Soekarno menginginkan sistem Partai Tunggal ditegaskan pada peristiwa pidato tanggal 28 Oktober 1956. Soekarno menyerukan untuk "mengubur partai-partai politik". Puncaknya terjadi pada Februari 1957 ketika ia mengemukakan jalan keluar bagi kemelut politik yang terjadi selama bertahun-tahun.
Pidato ini kelak dikenal sebagai "Konsepsi Presiden 1957" dan dianggap sebagai pintu masuk menuju Demokrasi Terpimpin. Pada pidato inilah Soekarno secara resmi mengumumkan gagasannya tentang golongan fungsional. Setelah pidato itu, konsolidasi politik dilakukan dalam berbagai tingkatan untuk mewujudkan gagasan-gagasan dalam "Konsepsi Presiden". Soekarno sendiri bahkan sampai turun tangan untuk merayu dan melobby berbagai Underbouw partai politik yang mengurusi kelompok profesi untuk meninggalkan induknya dan bergabung dengan organisasi golongan fungsional.

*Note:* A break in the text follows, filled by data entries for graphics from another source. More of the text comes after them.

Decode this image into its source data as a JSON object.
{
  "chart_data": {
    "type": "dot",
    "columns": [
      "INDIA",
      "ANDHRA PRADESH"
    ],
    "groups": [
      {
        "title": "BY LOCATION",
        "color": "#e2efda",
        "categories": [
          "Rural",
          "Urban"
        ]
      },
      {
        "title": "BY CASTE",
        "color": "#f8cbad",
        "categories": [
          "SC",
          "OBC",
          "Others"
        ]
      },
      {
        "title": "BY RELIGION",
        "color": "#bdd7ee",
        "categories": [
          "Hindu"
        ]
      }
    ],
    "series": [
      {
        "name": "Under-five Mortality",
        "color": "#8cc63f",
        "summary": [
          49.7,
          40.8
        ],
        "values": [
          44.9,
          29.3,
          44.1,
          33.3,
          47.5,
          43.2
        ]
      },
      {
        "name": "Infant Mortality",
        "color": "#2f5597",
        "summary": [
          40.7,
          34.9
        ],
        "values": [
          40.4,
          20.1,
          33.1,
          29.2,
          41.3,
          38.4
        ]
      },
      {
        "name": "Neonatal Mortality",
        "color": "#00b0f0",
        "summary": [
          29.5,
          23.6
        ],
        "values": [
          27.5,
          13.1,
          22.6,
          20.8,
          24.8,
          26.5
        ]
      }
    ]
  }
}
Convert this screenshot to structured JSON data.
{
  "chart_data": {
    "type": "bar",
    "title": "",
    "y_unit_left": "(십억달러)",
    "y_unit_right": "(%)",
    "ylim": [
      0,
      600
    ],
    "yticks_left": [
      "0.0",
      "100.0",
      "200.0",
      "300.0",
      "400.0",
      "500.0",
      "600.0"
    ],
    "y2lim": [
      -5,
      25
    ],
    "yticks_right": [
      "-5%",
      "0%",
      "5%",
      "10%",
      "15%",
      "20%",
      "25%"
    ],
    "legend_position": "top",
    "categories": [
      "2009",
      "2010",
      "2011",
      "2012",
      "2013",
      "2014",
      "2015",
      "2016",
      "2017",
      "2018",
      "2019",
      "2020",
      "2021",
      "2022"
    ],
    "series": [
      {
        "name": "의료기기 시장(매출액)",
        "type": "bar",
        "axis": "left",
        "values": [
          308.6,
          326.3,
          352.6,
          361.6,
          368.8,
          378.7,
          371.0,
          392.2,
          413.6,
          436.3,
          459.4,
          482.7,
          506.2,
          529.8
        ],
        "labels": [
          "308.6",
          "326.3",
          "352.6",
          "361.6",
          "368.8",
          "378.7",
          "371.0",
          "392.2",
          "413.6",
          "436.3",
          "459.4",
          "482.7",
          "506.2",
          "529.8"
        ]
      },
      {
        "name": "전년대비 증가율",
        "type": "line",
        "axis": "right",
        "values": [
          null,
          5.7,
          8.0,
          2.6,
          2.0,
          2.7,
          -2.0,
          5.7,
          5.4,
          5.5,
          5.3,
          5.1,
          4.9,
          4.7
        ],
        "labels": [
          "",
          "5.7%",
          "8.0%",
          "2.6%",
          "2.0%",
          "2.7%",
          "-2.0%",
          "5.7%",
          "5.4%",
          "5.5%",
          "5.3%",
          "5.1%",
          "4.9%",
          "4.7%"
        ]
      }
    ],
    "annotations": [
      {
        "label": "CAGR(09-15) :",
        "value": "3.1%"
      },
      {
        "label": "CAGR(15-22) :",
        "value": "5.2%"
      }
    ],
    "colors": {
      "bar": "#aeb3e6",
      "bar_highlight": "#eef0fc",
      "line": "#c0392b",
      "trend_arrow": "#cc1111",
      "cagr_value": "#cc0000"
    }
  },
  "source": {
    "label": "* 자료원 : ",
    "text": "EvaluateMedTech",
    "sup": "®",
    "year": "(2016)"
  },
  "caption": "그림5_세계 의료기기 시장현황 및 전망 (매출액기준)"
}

Sebagian menerima, sebagian menolak. Mereka yang menerima itulah yang kemudian bersepakat mendirikan organisasi konfederasi pada 1964 dengan nama Sekretariat Bersama Golongan Karya-Cikal Bakal Partai Golkar hari ini. Persitiwa tersebut menggambarkan tentang bagaimana larva sejarah menelurkan peristiwa-peristiwa yang tersembunyi dan harus disingkap. Keberadaan Golkar hari ini dengan jalan panjang sejarahnya menjadi sebuah metamorfosis dari kepala seorang Soekarno sebagai sebuah cita-cita dan keyakinan meretas jalan Golongan Karya.